I'm happy with red book digital as I know that any differences from the master are mastering-engineer decisions. Going to higher res enables inaudible editing and so on at the mastering house and again, blind music samples done at different 'resolutions' sound identical unless you know which is which (same with the useless Chord M-Scaler review where the thing actually made it worse technically but no difference sonically - if the levels were matched - the dem I had didn't sound at the same level!). The gear I have has been in use for years and it was my now my bad hearing that made me unhappy these last few years, not the bloody gear. Just think, some of you would have slung it all out, changed it several times and still wouldn't find a cure for the bad telly sound and muffled HiFi sounds - I was in denial until basically frog-marched to a hearing test by wife and son back in March - bloody glad I did though!!!

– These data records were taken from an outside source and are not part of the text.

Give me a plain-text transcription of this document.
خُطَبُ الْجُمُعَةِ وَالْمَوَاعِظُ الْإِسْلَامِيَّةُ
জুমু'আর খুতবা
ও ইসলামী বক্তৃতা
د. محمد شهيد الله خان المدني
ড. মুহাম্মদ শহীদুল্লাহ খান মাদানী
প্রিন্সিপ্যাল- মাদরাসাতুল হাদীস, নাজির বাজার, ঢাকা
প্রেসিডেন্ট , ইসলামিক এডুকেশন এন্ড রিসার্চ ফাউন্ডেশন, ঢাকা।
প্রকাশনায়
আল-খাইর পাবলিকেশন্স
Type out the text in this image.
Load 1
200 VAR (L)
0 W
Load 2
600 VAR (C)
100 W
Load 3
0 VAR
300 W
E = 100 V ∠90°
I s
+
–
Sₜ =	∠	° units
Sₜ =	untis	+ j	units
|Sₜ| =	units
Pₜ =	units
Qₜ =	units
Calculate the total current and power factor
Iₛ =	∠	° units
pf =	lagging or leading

That's enough now. I keep repeating myself but to people who know what they know and believe they're right. If you think vinyl is right, then everything else really is wrong. I felt like that about Naim for a year or three in the early 80s, as nothing else sounded like a Naim CB amp - turns out the CB Naims were wrong and cleverly tailored in their band limiting, poor hf stereo separation and odd order distortions all adding together and it wasn't until the 52 preamp came along that they started to come out of it at huge extra expense of course.